For many intensivists and trainees the end of May was enjoyed in Sydney, in the winter
sunshine, attending our College’s Annual Scientific Meeting (ASM). This year’s meeting
followed the theme “A Gut Reaction”, covering topics from the gut in critical illness, to
liver failure, to pancreatitis, to feeding, and many subjects in between. Not only is
organising such a large-scale event a challenge in itself, providing topics that are
clinically relevant and engaging to a discerning audience can also be a difficult task.
Every year, the CICM ASM seems to improve its delivery of such meetings, with
international speakers, diverse speciality speakers and addressing the gender balance
among its speakers.
This year saw the inaugural Trainee Symposium take place the day before the main
ASM begun. A vision from new fellows and trainees, the Symposium was designed for
trainees of the College to attend a day full of trainee-specific presentations; from Part I
and Part II exam tactics to improving your non-clinical portfolio. At this symposium, of
the 14 speakers throughout the day, 11 were female intensivists or trainees. The first
symposium was well attended and set to highlight the importance of such sessions at
our future ASMs.
Moving on to the ASM itself, day one set a great scene, with exceptional talks from
visiting international speakers Professor Julia Wendon, from King’s College in London,
discussing acute liver failure and Professor Lars Lundell, from Stockholm in Sweden,
discussing GI surgery and critical care. The standard of all presentations was again
exceptional and very relevant to critical care management in today’s world.

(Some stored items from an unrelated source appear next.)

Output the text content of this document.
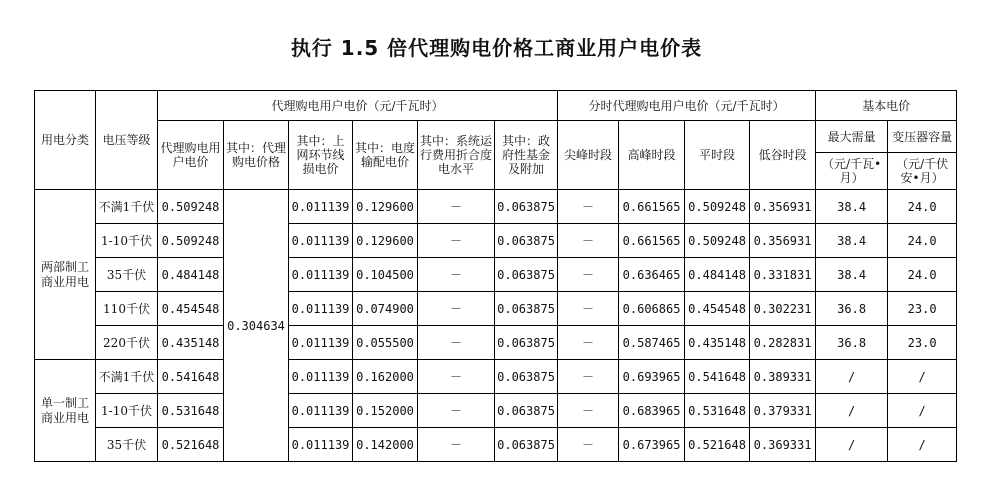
执行 1.5 倍代理购电价格工商业用户电价表
用电分类	电压等级	代理购电用户电价（元/千瓦时）						分时代理购电用户电价（元/千瓦时）				基本电价	
		代理购电用户电价	其中：代理购电价格	其中：上网环节线损电价	其中：电度输配电价	其中：系统运行费用折合度电水平	其中：政府性基金及附加	尖峰时段	高峰时段	平时段	低谷时段	最大需量	变压器容量
												（元/千瓦•月）	（元/千伏安•月）
两部制工商业用电	不满1千伏	0.509248	0.304634	0.011139	0.129600	－	0.063875	－	0.661565	0.509248	0.356931	38.4	24.0
	1-10千伏	0.509248		0.011139	0.129600	－	0.063875	－	0.661565	0.509248	0.356931	38.4	24.0
	35千伏	0.484148		0.011139	0.104500	－	0.063875	－	0.636465	0.484148	0.331831	38.4	24.0
	110千伏	0.454548		0.011139	0.074900	－	0.063875	－	0.606865	0.454548	0.302231	36.8	23.0
	220千伏	0.435148		0.011139	0.055500	－	0.063875	－	0.587465	0.435148	0.282831	36.8	23.0
单一制工商业用电	不满1千伏	0.541648		0.011139	0.162000	－	0.063875	－	0.693965	0.541648	0.389331	/	/
	1-10千伏	0.531648		0.011139	0.152000	－	0.063875	－	0.683965	0.531648	0.379331	/	/
	35千伏	0.521648		0.011139	0.142000	－	0.063875	－	0.673965	0.521648	0.369331	/	/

The following two days didn’t disappoint either, with great presentations from Dr Stephen
Warrillow on acute liver failure and the management thereof and from Professor Geoff
Isbister discussing paracetamol toxicity and its management. Of note on day two was
the Short Paper Presentation session, chaired by Dr Priya Nair. Ten 3-minute
presentations gave juniors the opportunities to present their work. Of the ten presenters,
7 were women and of those 7, two of them were medical students, mentored by Dr
Bronwyn Avard, Canberra’s ICU Director. I found it refreshing and encouraging that our
doctors-to-be are being given these opportunities and the encouragement from female
role models at the height of their careers. I wish there had been more opportunities like
these for myself when I was at medical school. To have the support, encouragement
and drive to present at a national meeting at the very beginning of their careers is
something to be proud of.
Unfortunately, all good things must come to an end, and it seemed a fitting end to attend
the ASM dinner on the Saturday night and watch Professor John Myburgh be presented
with the CICM Medal of Achievement. His oration had his audience in tears and
demonstrated such humility, honesty and dedication that we all took something home
with us that night. His address acknowledged the contribution of women in intensive
care and the need for gender balance and diversity within our speciality. It was inspiring
and thought provoking. His mention of Ubuntu, the African concept that “I am who I am
because of you”, is something we could all do to remember.
So, in the words of John Myburgh, “contribute to humanity, leave a footprint”.